"Is it likely?" asked Maggy, with a touch of her old independence. "I wouldn't tell anybody but you, but I gave Fred more than he gave me. It's the meanness of it all that hurts so. There was the flat, I know, and the car; but they were only mine so long as he wanted me. And I paid for the meals I had in the place out of my salary. He gave me money for dresses because he liked me showy, but I went to sales and bought bargains, and what I saved that way I spent on him. And all the time I gave love, love, love! Oceans of it! Let me go on. Then, just before you went on tour I knew I was going to have a baby. Lexie, I longed for it! I think I'm the sort of woman that's meant to have babies without much pain or trouble, just for the sheer joy of mothering them and kissing their dear, pink, crumply palms. But Fred was annoyed about it. I told him he could put me in a laborer's cottage in the country and I'd live on ten shillings a week if only he would let me be a mother. Mrs. Lambert knew. I told her.... I had to go to a dreadful place in Bayswater until—until it was over.... Fred arranged everything. He seemed to know all about it. And I wasn't even a mother, Lexie. I nearly died. I wish I had. And when I was back again with Fred, instead of hating him it somehow made me feel more than ever bound up with him in my heart, because of having gone through so much for him. He was quite kind to me afterwards, almost tender for him. He used to bring me flowers. I wonder why. He couldn't have loved me.... But now it's all over...."

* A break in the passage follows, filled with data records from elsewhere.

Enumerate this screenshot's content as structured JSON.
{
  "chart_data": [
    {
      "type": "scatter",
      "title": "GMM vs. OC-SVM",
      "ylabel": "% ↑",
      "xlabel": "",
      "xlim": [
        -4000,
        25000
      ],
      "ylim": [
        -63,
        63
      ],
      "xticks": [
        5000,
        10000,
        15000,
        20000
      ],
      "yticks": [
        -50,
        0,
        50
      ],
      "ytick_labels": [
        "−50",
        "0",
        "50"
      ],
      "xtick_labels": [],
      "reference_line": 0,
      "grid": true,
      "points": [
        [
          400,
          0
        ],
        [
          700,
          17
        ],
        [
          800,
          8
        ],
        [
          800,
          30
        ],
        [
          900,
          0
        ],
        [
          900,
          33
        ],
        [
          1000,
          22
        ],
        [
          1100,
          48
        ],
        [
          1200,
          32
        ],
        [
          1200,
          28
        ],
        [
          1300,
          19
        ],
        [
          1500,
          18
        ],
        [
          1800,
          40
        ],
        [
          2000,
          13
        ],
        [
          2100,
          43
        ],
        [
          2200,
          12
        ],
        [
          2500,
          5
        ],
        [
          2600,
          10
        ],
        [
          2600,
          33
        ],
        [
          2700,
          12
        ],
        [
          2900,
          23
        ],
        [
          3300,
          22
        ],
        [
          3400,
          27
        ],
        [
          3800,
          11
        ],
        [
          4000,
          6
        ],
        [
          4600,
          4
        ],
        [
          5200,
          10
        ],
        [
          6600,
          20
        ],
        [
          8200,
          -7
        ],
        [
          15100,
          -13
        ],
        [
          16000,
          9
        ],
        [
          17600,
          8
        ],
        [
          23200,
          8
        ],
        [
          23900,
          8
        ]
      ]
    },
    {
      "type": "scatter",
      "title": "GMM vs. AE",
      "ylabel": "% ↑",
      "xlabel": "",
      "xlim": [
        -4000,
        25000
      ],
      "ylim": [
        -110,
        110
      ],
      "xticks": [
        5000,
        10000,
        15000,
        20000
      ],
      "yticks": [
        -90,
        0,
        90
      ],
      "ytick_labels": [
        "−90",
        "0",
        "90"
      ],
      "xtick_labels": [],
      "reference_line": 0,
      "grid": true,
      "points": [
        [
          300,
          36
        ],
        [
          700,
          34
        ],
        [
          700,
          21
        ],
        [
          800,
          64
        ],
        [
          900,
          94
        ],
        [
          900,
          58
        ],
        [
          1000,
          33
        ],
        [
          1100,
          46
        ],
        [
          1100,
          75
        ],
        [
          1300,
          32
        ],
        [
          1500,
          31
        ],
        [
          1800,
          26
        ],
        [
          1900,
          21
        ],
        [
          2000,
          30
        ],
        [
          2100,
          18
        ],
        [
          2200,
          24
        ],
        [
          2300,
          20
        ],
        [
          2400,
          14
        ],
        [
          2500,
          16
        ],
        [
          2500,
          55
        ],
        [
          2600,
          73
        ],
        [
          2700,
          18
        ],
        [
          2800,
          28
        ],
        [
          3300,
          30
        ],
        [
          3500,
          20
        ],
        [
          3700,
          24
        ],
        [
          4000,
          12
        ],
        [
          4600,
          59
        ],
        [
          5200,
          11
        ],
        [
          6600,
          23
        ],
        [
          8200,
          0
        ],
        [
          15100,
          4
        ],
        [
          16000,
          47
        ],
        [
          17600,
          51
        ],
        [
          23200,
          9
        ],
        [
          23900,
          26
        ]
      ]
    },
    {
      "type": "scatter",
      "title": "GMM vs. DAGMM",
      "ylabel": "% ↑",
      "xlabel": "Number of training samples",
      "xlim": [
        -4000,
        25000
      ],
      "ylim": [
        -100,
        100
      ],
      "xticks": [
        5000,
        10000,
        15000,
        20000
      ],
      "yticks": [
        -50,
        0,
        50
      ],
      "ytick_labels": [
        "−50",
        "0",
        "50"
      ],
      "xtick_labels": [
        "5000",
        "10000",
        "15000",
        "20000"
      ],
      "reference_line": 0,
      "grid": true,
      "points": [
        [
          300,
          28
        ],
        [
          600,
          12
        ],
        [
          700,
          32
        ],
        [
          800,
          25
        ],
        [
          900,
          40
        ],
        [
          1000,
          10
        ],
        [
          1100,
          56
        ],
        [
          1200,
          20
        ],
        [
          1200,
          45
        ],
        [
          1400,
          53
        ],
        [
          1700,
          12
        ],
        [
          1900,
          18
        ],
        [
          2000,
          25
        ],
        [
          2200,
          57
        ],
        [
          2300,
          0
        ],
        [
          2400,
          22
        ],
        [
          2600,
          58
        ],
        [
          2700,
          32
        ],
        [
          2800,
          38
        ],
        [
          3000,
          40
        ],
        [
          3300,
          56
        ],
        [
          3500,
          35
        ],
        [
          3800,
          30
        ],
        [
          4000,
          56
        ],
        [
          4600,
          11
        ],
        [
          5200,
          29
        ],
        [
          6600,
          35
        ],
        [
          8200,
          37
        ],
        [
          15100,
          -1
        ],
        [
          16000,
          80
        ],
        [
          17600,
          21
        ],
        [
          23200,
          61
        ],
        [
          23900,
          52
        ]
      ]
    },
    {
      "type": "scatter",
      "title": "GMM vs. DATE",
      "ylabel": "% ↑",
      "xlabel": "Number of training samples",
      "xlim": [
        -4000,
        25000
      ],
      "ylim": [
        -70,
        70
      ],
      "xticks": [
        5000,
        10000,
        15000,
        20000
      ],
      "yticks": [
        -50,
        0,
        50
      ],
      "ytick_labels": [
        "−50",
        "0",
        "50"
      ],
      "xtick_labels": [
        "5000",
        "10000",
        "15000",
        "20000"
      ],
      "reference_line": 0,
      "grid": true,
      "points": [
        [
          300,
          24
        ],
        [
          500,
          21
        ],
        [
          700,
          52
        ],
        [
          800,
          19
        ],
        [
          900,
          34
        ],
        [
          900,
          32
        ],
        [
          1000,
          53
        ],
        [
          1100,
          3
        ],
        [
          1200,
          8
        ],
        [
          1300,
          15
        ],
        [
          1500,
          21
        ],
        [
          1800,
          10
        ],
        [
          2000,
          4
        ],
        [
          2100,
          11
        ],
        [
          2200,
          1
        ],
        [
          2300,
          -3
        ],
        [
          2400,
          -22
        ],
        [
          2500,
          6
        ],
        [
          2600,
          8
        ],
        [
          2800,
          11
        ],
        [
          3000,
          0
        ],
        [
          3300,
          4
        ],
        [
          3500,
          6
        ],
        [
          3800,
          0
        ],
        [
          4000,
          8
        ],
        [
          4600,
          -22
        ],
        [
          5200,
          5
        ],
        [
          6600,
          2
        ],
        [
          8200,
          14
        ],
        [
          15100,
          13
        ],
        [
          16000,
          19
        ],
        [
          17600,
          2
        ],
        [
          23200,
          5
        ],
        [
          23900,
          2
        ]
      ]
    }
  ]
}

Alexandra put her arms round the shaking girl.
"Lie still," she said.
She held Maggy to her as she would have held a child, and kissed her and cried over her in sheer pity, so stirred was she by the heartrending story. Presently Maggy lay very still, breathing evenly, asleep in Alexandra's arms. But Alexandra lay awake for a long time, trying to find a reason for the discrepancies of life. Why, for her, should there be provided a haven of safety, and for Maggy nothing but a desolate sea with breakers ahead?
Mutely, she prayed to the Providence that had tided her over so many storms to safeguard Maggy until she, too, made harbor in calm and peaceful waters. Praying, she feel asleep and did not stir when, some hours later, Maggy awoke and gently disengaged herself from the encircling arm.
Maggy sat up. By the light of the street lamps she could just make out Alexandra's peaceful face. She looked so happy and innocent. Maggy watched her for a long time very fondly. It was the only way in which she could bid her farewell, a long and final one. For Maggy intended making no mistake this time. She had dreamt of what she meant to do. The dream had been inspired by the noises in the street, and it still obsessed her. The thunder of heavy wheels resounded in her ears.... She was going to employ a monster crushing power to blot herself out.
Very quietly and silently she got out of bed and groped for her clothes. Dressed, she hovered for a moment over Alexandra's sleeping form, bent and touched her forehead with her lips ... and crept out in search of her Juggernaut car.
XLV
Maggy intended making for Covent Garden. She had once seen it in the early hours after a fancy-dress ball to which Woolf had taken her, and she had marked the leviathan motor-lorries, freighted with perishable produce, converging on it. She meant to end her troubles under the wheels of one of these. The drug had failed her because of her ignorance of the fatal dose. This would be a sure and decisive way. In her dream it had seemed so feasible.
There would be something fitting in such an end. The very monstrousness of the ponderous vehicle was symbolical of the violence of the feeling that she had had for Woolf, the strength of passion that had drawn her to him. Her spirit had succumbed to strength and violence: strength and violence should annihilate her body.